Domestic banks may see their profits drop drastically next year on an expected increase in provision, because current record low bad loan levels are not sustainable, Fitch Ratings said yesterday.
Pre-tax profits for lenders are likely to fall 26.32 percent to NT$140 billion (US$4.76 billion) next year, from an estimated NT$190 billion this year, while credit losses may rise from 25 basis points to 35 basis points as more corporate borrowers experience financial stress, said Jonathan Lee (李信佳), Fitch Taiwan’s senior director on financial institutions.
The deterioration in asset quality among banks is expected to take place even though the nation’s GDP is forecast to grow 4 percent, from a low 1.5 percent increase this year, the ratings agency’s report showed.
“The record low non-performing loans cannot last forever,” Lee said. “In fact, the figures would have climbed higher, if the government had not stepped in to help some large technology firms secure debt repayment deals.”
Creditor banks led by the state-owned Bank of Taiwan (臺灣銀行) in April inked a refinancing pact with Chimei Innolux Corp (奇美電子) under which the nation’s largest flat panel producer may extend debt repayments sized at NT$240 billion by another two or three years, until 2016.
Loss-making memorychip makers Powerchip Technology Corp (力晶科技) and ProMOS Technologies Inc (茂德科技), as well as other firms, also benefit from eased debt repayment terms, in line with the government’s effort to support the industry amid the economic slowdown.
As a result, provision for potential trouble loans tends to be low, averaging 2 percent in Chimei’s case, Lee said, adding he expected the bad loan ratio to hover at about 0.6 percent this year for 38 lenders.
The reading, crucial to the health of banks’ asset quality, stood at 0.55 percent as of July 31, translating into NT$121.8 billion, Financial Supervisory Commission data showed.
Aggregate provision is estimated at NT$72 billion this year and would soar almost 80 percent next year to NT$129 billion, Lee said.
“That will take heavy toll on banks’ profitability next year,” Lee said, adding that the Financial Supervisory Commission is adding pressure by asking lenders to raise tier-1 provision from the current 0.5 percent to 1 percent over the next three years, on par with the international standard.
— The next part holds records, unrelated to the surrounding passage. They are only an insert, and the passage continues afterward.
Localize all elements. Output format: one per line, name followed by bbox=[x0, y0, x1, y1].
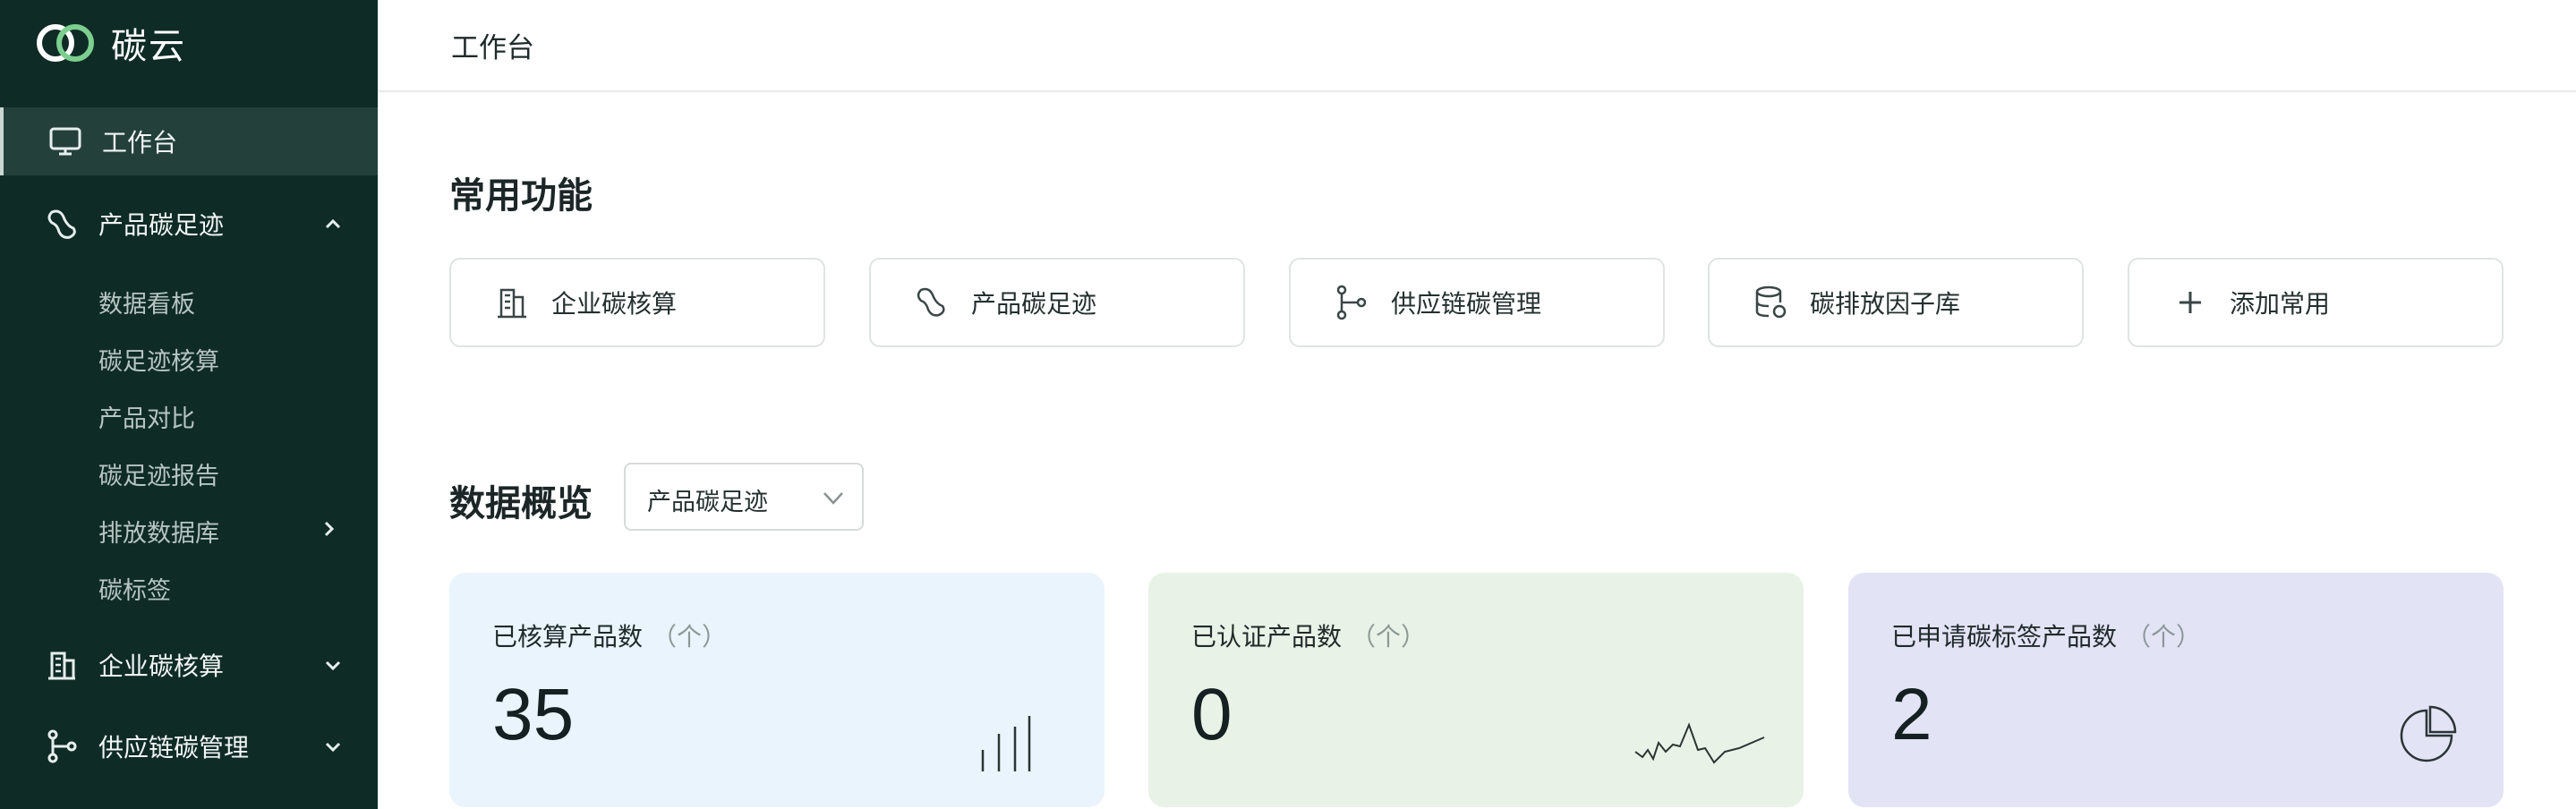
bar-chart-icon bbox=[981, 716, 1031, 771]
header: 工作台 bbox=[378, 0, 2576, 92]
sidebar-subitem-emission-database[interactable]: 排放数据库 bbox=[98, 514, 219, 549]
monitor-icon bbox=[47, 123, 84, 160]
stat-title-text: 已申请碳标签产品数 bbox=[1891, 623, 2118, 651]
footprint-icon bbox=[917, 287, 945, 317]
sidebar-item-label: 工作台 bbox=[102, 129, 178, 157]
database-icon bbox=[1755, 285, 1787, 319]
chevron-down-icon bbox=[325, 742, 341, 753]
sidebar-item-label: 供应链碳管理 bbox=[98, 734, 250, 762]
select-value: 产品碳足迹 bbox=[647, 489, 768, 515]
stat-card-certified[interactable]: 已认证产品数 （个） 0 bbox=[1148, 573, 1804, 807]
brand-name: 碳云 bbox=[111, 27, 186, 66]
sidebar-item-product-footprint[interactable]: 产品碳足迹 bbox=[0, 190, 378, 258]
quick-item-label: 企业碳核算 bbox=[551, 290, 678, 318]
stat-unit: （个） bbox=[652, 623, 728, 651]
footprint-icon bbox=[43, 205, 81, 243]
stat-value: 35 bbox=[492, 674, 575, 755]
brand[interactable]: 碳云 bbox=[34, 18, 186, 68]
quick-item-label: 供应链碳管理 bbox=[1391, 290, 1542, 318]
quick-product-footprint[interactable]: 产品碳足迹 bbox=[869, 258, 1245, 347]
stat-value: 0 bbox=[1191, 674, 1233, 755]
chevron-down-icon bbox=[823, 492, 843, 505]
building-icon bbox=[43, 646, 81, 684]
building-icon bbox=[498, 288, 526, 319]
stat-card-accounted[interactable]: 已核算产品数 （个） 35 bbox=[449, 573, 1105, 807]
quick-item-label: 产品碳足迹 bbox=[971, 290, 1097, 318]
branch-icon bbox=[43, 728, 81, 765]
sidebar-subitem-product-compare[interactable]: 产品对比 bbox=[98, 399, 195, 434]
sidebar-item-label: 产品碳足迹 bbox=[98, 211, 225, 239]
quick-enterprise-accounting[interactable]: 企业碳核算 bbox=[449, 258, 825, 347]
stat-title-text: 已认证产品数 bbox=[1191, 623, 1343, 651]
quick-access-title: 常用功能 bbox=[449, 176, 593, 216]
sidebar-subitem-footprint-accounting[interactable]: 碳足迹核算 bbox=[98, 342, 219, 377]
overview-type-select[interactable]: 产品碳足迹 bbox=[624, 463, 864, 531]
sidebar-item-supply-chain[interactable]: 供应链碳管理 bbox=[0, 712, 378, 780]
chevron-down-icon bbox=[325, 660, 341, 671]
overview-title: 数据概览 bbox=[449, 484, 593, 524]
stat-title-text: 已核算产品数 bbox=[492, 623, 644, 651]
page-title: 工作台 bbox=[451, 32, 534, 64]
sidebar-item-workbench[interactable]: 工作台 bbox=[0, 107, 378, 175]
branch-icon bbox=[1336, 285, 1367, 320]
quick-item-label: 添加常用 bbox=[2230, 290, 2331, 318]
sidebar-item-enterprise-accounting[interactable]: 企业碳核算 bbox=[0, 631, 378, 699]
stat-card-labeled[interactable]: 已申请碳标签产品数 （个） 2 bbox=[1848, 573, 2503, 807]
plus-icon bbox=[2179, 292, 2201, 313]
chevron-up-icon bbox=[325, 218, 341, 229]
quick-supply-chain[interactable]: 供应链碳管理 bbox=[1289, 258, 1665, 347]
sidebar: 碳云 工作台 产品碳足迹 数据看板 碳足迹核算 产品对比 碳足迹报告 排放数据库… bbox=[0, 0, 378, 809]
line-chart-icon bbox=[1634, 722, 1765, 764]
pie-chart-icon bbox=[2400, 705, 2457, 762]
stat-card-title: 已申请碳标签产品数 （个） bbox=[1891, 617, 2201, 653]
sidebar-item-label: 企业碳核算 bbox=[98, 652, 225, 680]
sidebar-subitem-footprint-report[interactable]: 碳足迹报告 bbox=[98, 456, 219, 491]
quick-emission-factor-db[interactable]: 碳排放因子库 bbox=[1708, 258, 2084, 347]
sidebar-subitem-carbon-label[interactable]: 碳标签 bbox=[98, 571, 171, 606]
quick-add-favorite[interactable]: 添加常用 bbox=[2128, 258, 2503, 347]
stat-card-title: 已核算产品数 （个） bbox=[492, 617, 727, 653]
stat-value: 2 bbox=[1891, 674, 1932, 755]
stat-card-title: 已认证产品数 （个） bbox=[1191, 617, 1426, 653]
stat-unit: （个） bbox=[2126, 623, 2202, 651]
logo-icon bbox=[37, 24, 94, 62]
chevron-right-icon bbox=[324, 521, 335, 537]
sidebar-subitem-dashboard[interactable]: 数据看板 bbox=[98, 285, 195, 319]
stat-unit: （个） bbox=[1351, 623, 1427, 651]
quick-item-label: 碳排放因子库 bbox=[1810, 290, 1961, 318]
China’s monetary easing is diminishing room for arbitrage across the Taiwan Strait, Lee said.
Fast loan growth at offshore banking units may start to slow after reporting an increase of 20 percent for the past three years, he said.
Separately, Fitch Ratings revised its GDP growth forecast for Taiwan to 1.5 percent this year, from its previous estimate of 3.1 percent, as major trade partners including the US, China and the eurozone register weak showings. The agency expects the US to manage 2.2 percent economic growth this year and Europe to see a 0.3 percent contraction. It cut China’s GDP growth from 8 percent to 7.8 percent for this year.